22 października w budynku dawnej drukarni przy ulicy Nowogrodzkiej otwarta zostanie wystawa „Wreszcie we własnym domu”, przedstawiająca procesy kształtujące wygląd polskich domów. Po latach mieszkania w blokach lub gierkowskich „kostkach” jednorodzinnych wraz z przemianą ustrojową wielu Polaków otrzymało szansę zrealizowania marzeń o zindywidualizowanych formach zamieszkiwania, najczęściej na przedmieściach. Proces ten ułatwił wprowadzanie nowych mechanizmów finansowych, w tym wprowadzenie przez banki kredytów hipotecznych.
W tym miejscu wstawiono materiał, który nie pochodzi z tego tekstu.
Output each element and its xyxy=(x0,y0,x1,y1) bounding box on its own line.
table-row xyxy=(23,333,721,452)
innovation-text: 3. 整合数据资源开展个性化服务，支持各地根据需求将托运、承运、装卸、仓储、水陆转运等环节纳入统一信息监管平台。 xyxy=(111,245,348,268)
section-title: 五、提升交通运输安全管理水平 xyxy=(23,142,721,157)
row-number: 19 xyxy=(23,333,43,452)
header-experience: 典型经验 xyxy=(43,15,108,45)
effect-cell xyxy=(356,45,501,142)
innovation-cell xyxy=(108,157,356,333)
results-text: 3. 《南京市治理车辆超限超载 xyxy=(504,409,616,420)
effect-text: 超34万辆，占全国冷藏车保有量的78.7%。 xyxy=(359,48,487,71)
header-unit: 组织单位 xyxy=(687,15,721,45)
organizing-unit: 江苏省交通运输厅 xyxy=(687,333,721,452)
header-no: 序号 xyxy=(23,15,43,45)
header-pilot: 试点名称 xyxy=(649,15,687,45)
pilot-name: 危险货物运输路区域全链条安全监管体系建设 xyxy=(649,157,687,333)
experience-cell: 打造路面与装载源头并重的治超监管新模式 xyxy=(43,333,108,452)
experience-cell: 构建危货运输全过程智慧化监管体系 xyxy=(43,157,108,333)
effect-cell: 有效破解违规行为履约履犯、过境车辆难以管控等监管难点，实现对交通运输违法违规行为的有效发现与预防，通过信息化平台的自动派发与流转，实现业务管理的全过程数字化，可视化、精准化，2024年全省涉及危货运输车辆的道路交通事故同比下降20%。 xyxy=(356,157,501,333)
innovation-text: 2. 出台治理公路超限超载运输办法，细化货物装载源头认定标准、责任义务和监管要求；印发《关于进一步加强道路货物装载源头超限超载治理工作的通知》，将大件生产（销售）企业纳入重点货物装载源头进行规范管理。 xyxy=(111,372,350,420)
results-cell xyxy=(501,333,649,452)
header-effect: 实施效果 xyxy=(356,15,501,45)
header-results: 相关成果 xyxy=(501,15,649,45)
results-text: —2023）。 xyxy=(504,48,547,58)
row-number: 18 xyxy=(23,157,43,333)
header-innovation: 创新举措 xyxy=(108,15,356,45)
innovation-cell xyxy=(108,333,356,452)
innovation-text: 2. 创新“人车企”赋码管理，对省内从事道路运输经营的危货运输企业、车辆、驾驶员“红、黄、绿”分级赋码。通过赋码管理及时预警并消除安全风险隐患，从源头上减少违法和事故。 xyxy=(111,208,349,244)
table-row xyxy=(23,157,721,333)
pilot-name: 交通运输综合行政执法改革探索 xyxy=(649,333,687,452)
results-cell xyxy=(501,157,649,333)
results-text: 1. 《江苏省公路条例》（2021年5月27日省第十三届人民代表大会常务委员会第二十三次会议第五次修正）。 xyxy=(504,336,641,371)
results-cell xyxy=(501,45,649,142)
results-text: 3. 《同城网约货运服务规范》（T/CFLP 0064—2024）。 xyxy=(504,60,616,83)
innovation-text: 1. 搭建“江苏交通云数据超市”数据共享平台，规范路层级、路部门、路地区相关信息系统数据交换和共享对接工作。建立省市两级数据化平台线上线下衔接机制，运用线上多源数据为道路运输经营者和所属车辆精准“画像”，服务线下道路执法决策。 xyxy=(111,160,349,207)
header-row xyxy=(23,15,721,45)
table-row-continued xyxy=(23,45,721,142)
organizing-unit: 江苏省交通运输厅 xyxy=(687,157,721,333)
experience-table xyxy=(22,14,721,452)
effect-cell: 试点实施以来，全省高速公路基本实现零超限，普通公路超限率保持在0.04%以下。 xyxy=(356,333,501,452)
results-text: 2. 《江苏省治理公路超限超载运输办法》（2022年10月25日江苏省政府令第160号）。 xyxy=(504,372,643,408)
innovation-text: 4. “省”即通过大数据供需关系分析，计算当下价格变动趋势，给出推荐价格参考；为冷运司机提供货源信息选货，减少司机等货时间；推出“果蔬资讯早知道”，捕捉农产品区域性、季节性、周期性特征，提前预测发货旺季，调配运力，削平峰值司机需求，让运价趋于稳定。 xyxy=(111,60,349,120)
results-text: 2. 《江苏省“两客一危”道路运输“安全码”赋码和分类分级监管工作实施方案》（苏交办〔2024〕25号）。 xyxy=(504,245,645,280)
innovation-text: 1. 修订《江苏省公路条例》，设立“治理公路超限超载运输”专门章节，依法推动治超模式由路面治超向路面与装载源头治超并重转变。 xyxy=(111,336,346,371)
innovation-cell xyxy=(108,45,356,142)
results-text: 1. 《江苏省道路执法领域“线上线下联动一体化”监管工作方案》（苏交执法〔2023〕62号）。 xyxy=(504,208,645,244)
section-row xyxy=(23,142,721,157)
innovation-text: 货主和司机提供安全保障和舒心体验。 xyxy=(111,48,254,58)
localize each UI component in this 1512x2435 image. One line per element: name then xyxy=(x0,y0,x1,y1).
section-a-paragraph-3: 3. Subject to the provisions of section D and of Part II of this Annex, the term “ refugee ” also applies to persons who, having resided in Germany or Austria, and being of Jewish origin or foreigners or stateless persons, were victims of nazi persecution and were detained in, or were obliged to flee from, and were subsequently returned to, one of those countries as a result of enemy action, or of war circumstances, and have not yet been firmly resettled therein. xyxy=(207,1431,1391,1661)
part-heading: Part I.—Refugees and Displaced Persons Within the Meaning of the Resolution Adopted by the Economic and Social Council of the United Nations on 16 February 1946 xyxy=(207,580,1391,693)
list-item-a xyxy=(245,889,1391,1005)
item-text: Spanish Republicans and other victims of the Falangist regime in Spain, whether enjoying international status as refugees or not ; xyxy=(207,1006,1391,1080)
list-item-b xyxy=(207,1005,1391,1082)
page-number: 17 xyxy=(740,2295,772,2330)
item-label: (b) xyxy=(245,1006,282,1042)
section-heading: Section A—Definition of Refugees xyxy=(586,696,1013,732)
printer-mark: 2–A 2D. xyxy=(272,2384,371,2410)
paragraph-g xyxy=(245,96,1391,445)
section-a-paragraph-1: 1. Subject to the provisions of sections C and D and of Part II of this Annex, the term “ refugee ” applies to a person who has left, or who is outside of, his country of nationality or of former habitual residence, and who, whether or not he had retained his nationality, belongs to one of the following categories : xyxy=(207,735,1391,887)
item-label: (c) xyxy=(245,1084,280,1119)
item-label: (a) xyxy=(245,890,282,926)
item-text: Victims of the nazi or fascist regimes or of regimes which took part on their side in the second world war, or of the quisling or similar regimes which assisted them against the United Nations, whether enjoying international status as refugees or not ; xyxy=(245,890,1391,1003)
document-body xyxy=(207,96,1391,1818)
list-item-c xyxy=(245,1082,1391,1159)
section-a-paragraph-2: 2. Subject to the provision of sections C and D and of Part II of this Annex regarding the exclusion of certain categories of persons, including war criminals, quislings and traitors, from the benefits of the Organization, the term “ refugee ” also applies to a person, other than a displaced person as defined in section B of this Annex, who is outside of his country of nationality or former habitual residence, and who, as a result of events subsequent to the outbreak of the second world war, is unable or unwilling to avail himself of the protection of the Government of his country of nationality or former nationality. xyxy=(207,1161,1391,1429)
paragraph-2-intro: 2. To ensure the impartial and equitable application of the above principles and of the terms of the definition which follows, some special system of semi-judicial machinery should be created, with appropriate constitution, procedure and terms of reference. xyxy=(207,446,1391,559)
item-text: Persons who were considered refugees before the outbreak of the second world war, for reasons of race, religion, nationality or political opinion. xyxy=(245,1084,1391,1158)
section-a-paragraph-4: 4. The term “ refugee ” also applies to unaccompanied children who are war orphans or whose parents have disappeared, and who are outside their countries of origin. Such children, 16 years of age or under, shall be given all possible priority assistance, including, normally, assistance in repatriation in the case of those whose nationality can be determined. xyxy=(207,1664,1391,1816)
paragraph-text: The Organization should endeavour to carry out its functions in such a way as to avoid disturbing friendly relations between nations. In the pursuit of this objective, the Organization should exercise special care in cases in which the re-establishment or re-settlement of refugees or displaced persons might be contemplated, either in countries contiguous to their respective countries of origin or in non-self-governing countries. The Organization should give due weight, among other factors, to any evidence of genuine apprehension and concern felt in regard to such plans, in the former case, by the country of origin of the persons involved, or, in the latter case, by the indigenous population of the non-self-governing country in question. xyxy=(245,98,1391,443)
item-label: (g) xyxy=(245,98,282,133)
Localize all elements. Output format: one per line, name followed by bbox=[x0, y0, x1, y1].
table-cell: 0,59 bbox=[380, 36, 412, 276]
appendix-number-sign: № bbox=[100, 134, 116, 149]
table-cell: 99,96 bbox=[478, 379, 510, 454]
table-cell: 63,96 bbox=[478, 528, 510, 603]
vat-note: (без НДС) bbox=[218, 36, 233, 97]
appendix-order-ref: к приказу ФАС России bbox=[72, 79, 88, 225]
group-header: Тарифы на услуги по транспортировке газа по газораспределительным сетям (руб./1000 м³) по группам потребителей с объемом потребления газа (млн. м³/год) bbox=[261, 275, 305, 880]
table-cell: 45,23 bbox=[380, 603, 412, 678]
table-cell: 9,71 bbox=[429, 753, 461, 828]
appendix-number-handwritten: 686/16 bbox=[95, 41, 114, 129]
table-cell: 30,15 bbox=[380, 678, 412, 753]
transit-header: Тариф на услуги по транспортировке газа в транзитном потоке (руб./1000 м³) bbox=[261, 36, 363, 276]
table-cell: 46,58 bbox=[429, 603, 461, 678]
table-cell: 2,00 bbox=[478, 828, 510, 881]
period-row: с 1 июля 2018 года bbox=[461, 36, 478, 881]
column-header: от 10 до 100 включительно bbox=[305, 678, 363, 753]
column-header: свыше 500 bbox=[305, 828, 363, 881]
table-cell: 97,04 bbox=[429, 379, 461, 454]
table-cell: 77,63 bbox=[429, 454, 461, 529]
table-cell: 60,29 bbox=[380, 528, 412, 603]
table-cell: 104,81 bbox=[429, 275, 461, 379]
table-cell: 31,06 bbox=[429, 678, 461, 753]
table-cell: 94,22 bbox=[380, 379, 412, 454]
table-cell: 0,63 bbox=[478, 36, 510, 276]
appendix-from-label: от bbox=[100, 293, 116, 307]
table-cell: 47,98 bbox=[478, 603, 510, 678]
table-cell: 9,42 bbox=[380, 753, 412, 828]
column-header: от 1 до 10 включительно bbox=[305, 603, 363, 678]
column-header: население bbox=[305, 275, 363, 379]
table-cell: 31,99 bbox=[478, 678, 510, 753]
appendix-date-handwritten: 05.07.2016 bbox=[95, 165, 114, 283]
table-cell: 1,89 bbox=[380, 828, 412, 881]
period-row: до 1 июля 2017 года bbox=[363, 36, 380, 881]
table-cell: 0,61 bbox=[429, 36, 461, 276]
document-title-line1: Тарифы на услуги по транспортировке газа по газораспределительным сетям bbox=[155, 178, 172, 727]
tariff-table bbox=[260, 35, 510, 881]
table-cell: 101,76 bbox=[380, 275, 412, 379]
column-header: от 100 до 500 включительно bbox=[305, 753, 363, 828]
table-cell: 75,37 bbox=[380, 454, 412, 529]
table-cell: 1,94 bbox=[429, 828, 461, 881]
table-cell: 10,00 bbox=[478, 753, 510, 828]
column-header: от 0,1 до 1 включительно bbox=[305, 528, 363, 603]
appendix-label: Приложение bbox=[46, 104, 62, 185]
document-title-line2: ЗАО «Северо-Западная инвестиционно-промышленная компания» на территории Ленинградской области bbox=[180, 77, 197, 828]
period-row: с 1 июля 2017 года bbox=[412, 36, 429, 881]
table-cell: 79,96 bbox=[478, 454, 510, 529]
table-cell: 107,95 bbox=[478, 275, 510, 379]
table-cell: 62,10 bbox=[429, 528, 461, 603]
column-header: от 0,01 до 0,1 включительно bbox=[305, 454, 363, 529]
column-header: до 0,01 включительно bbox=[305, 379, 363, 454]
„To opowieść o mieszkalnictwie czasów transformacji. O wyjściu z bloków, jakie znamy z serialu +Alternatywy 4+ do +Wojny polsko-ruskiej+, którego bohater wychodzi na balkon osiedla złożonego z dworków i mówi +No, to to mi się podoba, to to ja rozumiem+; o aspiracjach mieszkaniowych Polaków od 1989 r. do dziś. O tym jak zmieniało się rozumienie komfortu, prestiżu, bezpieczeństwa w domu” – tłumaczył Tomasz Fudala z Muzeum Sztuki Nowoczesnej, kurator festiwalu.
„Wystawa pokazuje historie mieszkaniowe Polaków. Często dramatyczne, bo oznaczające wzięcie kredytu, a potem utracenie pracy. Albo mieszkania socjalne w blaszanych kontenerach, które są w kilkudziesięciu polskich gminach. Niemożność kupienia tego, co by się chciało – niemożność zaspokojenia potrzeb, jakie rozbudziły w nas zagraniczne seriale. Będziemy starali się zachęcać mieszkańców Polski od podchodzenia z rozmysłem do swojej sytuacji mieszkaniowej. Nie każdy musi wybudować dom i zasadzić drzewo, brać kredyt do końca życia” – podkreślił.
Festiwal Warszawa w Budowie został zainicjowany przez Muzeum Sztuki Nowoczesnej w Warszawie w 2009 r. Od 2013 r. impreza organizowana jest także przez Muzeum Warszawy, odpowiadające za produkcję wystawy i udostępniające obiekty ze swoich zbiorów. Festiwal zajmuje się szeroko pojętym projektowaniem – od wzornictwa przemysłowego, grafiki użytkowej przez architekturę i urbanistykę.
Ekspozycja, przygotowana podczas ostatniej edycji festiwalu, „Spór o odbudowę”, została nagrodzona w konkursie na najważniejsze wydarzenie muzealne roku Sybilla w kategorii „wystawy historyczne i archeologiczne”. Poświęcona była powojennej rekonstrukcji stolicy i problemowi reprywatyzacji. Tegoroczna odsłona imprezy organizowana jest wspólnie z Instytutem Architektury.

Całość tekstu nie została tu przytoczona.